SANAT ESERI PSIKANALITIK INCELENME

Çalışmanın içeriğine konu olan kitap Anayurt Oteli (1973) iken ele alınacak karakter Zebercet’dir. Zebercet, 30 yaşlarında, gündelik hayata oldukça ilgisiz, her günü birbirine benzeyen, sosyal hayatı otele gidip gelen bireylerle gerekli birkaç cümlenin ötesine geçmeyen bir adamdır. Düzenli çalışmayarak, kanunları çiğneyerek, sinirli tavırlarla, pervasız davranarak sorumsuz davranışları ile saldırganlığını göstermiştir. Dürtüsel davranmakta ve planlı davranmayı becerememektedir. Buna ek olarak gerçeğe saygı gösterememektedir. Kötü davranışlarından vicdan azabı duymaz. Olumsuz duyguların yokluğu hatalarından öğrenmelerini olanaksızlaştırmaktadır ve olumlu duygularının yokluğu başkalarına karşı sorumsuzca davranmalarına sebep olmaktadır. Yaşadıklarına sebep olan davranışları Cleckley’in saldırganlık davranışı tanımıyla örtüşmektedir. Yetersiz motivasyon da tek ihtiyaç büyük bir heyecandır, ne para ne de başka bir şey dürtünün sebebi değildir.
Romanda alakalı alakasız birçok noktada Zebercet’in geçmişine dair verilen bilgilerden yola çıkarak saldırganlık davranışının olası nedenleri görülebilir. Annesi birçok düşüğün üzerine umutsuzca hamile kalmış ve Zebercet’i karmaşık duygular içinde dünyaya getirmiştir, ismini dahi isteksiz koyup “öldü ölecek” kaygısı ile yeterince sahiplenmemiştir. Birden fazla yerde sözü edilen fiziki yetersizliği (çelimsiz oluşu), hiçbir kadın tarafından tercih edilmemiş olması, okulda sevilmediği, askerlikte aşağılandığı gibi bilgiler mevcuttur. Çocukluğundan itibaren maruz kaldığı ihmal, sevgiden yoksun büyüme ve başarı elde eldememiş olma kendilik imgesinde bozulma ve olumsuzluklara açıkça neden olmuştur. Oral dönemde takılı kaldığı ve yeteri kadar ilgi görmediği görülmektedir. Bu da sonraki yaşamında sigara kullanma, ağız yoluyla haz alma faktörlerinde artış yaşanmasına sebep olmaktadır. Kendini gösterip var edebilme adına seçtiği yöntem ise saldırganlıktır. Etrafındaki insanlara yönelik fiziksel, ruhsal şiddet ölçüsü giderek çoğalmış sonunda ise kendine yönelterek özkıyımını gerçekleştirmiştir.

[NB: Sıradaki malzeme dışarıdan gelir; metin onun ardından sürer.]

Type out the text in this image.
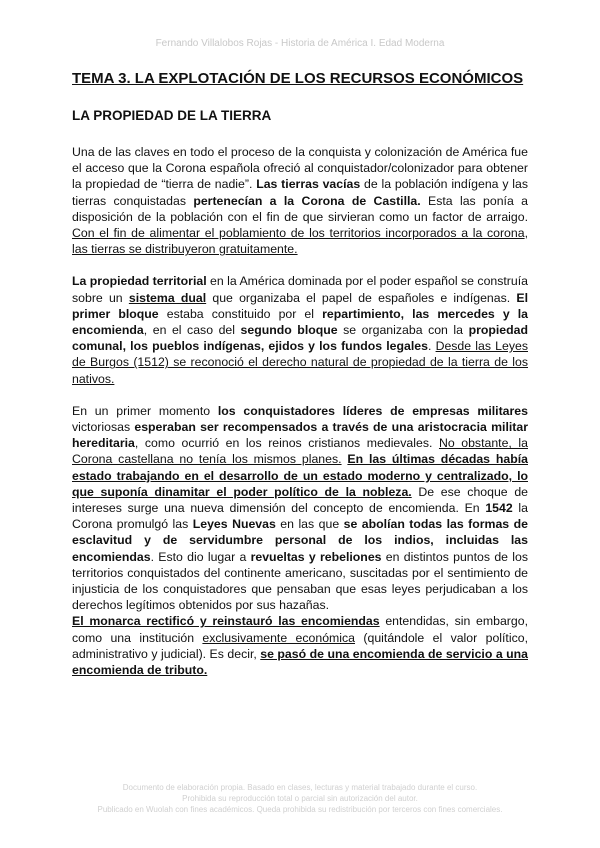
Fernando Villalobos Rojas - Historia de América I. Edad Moderna
TEMA 3. LA EXPLOTACIÓN DE LOS RECURSOS ECONÓMICOS
LA PROPIEDAD DE LA TIERRA

Una de las claves en todo el proceso de la conquista y colonización de América fue el acceso que la Corona española ofreció al conquistador/colonizador para obtener la propiedad de “tierra de nadie”. Las tierras vacías de la población indígena y las tierras conquistadas pertenecían a la Corona de Castilla. Esta las ponía a disposición de la población con el fin de que sirvieran como un factor de arraigo. Con el fin de alimentar el poblamiento de los territorios incorporados a la corona, las tierras se distribuyeron gratuitamente.

La propiedad territorial en la América dominada por el poder español se construía sobre un sistema dual que organizaba el papel de españoles e indígenas. El primer bloque estaba constituido por el repartimiento, las mercedes y la encomienda, en el caso del segundo bloque se organizaba con la propiedad comunal, los pueblos indígenas, ejidos y los fundos legales. Desde las Leyes de Burgos (1512) se reconoció el derecho natural de propiedad de la tierra de los nativos.

En un primer momento los conquistadores líderes de empresas militares victoriosas esperaban ser recompensados a través de una aristocracia militar hereditaria, como ocurrió en los reinos cristianos medievales. No obstante, la Corona castellana no tenía los mismos planes. En las últimas décadas había estado trabajando en el desarrollo de un estado moderno y centralizado, lo que suponía dinamitar el poder político de la nobleza. De ese choque de intereses surge una nueva dimensión del concepto de encomienda. En 1542 la Corona promulgó las Leyes Nuevas en las que se abolían todas las formas de esclavitud y de servidumbre personal de los indios, incluidas las encomiendas. Esto dio lugar a revueltas y rebeliones en distintos puntos de los territorios conquistados del continente americano, suscitadas por el sentimiento de injusticia de los conquistadores que pensaban que esas leyes perjudicaban a los derechos legítimos obtenidos por sus hazañas.

El monarca rectificó y reinstauró las encomiendas entendidas, sin embargo, como una institución exclusivamente económica (quitándole el valor político, administrativo y judicial). Es decir, se pasó de una encomienda de servicio a una encomienda de tributo.

Documento de elaboración propia. Basado en clases, lecturas y material trabajado durante el curso.
Prohibida su reproducción total o parcial sin autorización del autor.
Publicado en Wuolah con fines académicos. Queda prohibida su redistribución por terceros con fines comerciales.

  Annenin tekrar düşük yapma korkusuyla bağdaşık tavrı Zebercet’i anne karnında bu duygunun tesiriyle tutsak etmiş olabilir. Bu tutsaklık daha sonra sahip olacağı ve kısa dönemler haricinde terk edemeyeceği, korku ve başarısızlık kaygısı ile bağlanacağı otel ile ilişkilidir. Bu ve benzeri kaygılarla başa çıkma stratejisinin saldırganlık olduğu açıkça görülmektedir.
Otel işletmecisi olmasına rağmen süregelen yalnızlığı ile gitgide  topluma ve kendine yabancılaşması gözlemlenmektedir. Otele hapsolmuş yaşamı içinde en dikkat çekici arayışları libido enerjisi doğrultusunda cinsellik üzerinde şekillenmektedir. Tek çocuk olması sebebiyle ailenin diğer ferdi babayı ele alacak olursak fazla aktif olmayan, başarısız, kendi halinde bir karaktere sahip olduğunu söylemek mümkündür. Zebercet’in kendini herhangi bir zaman ve gruptan bağımsız olarak otele ait hissetmesindeki etken, babasıdır. Babası mesleğini oğluna miras bırakarak yaşamını gözle görülür bir şekilde sınırlandırmıştır. Kısacası; kendi yetersizliğini oğluna da vermiştir.
Zebercet’in tekdüze ve hareketsiz yaşamı, gecikmeli Ankara treniyle gelerek bir oda talebinde bulunan, bir gece kalıp daha sonra tekrar geleceğini söyleyerek otelden ayrılan genç bir kadınla değişmeye başlar. Söz konusu kadını duyduğu aşk, imgeseldir.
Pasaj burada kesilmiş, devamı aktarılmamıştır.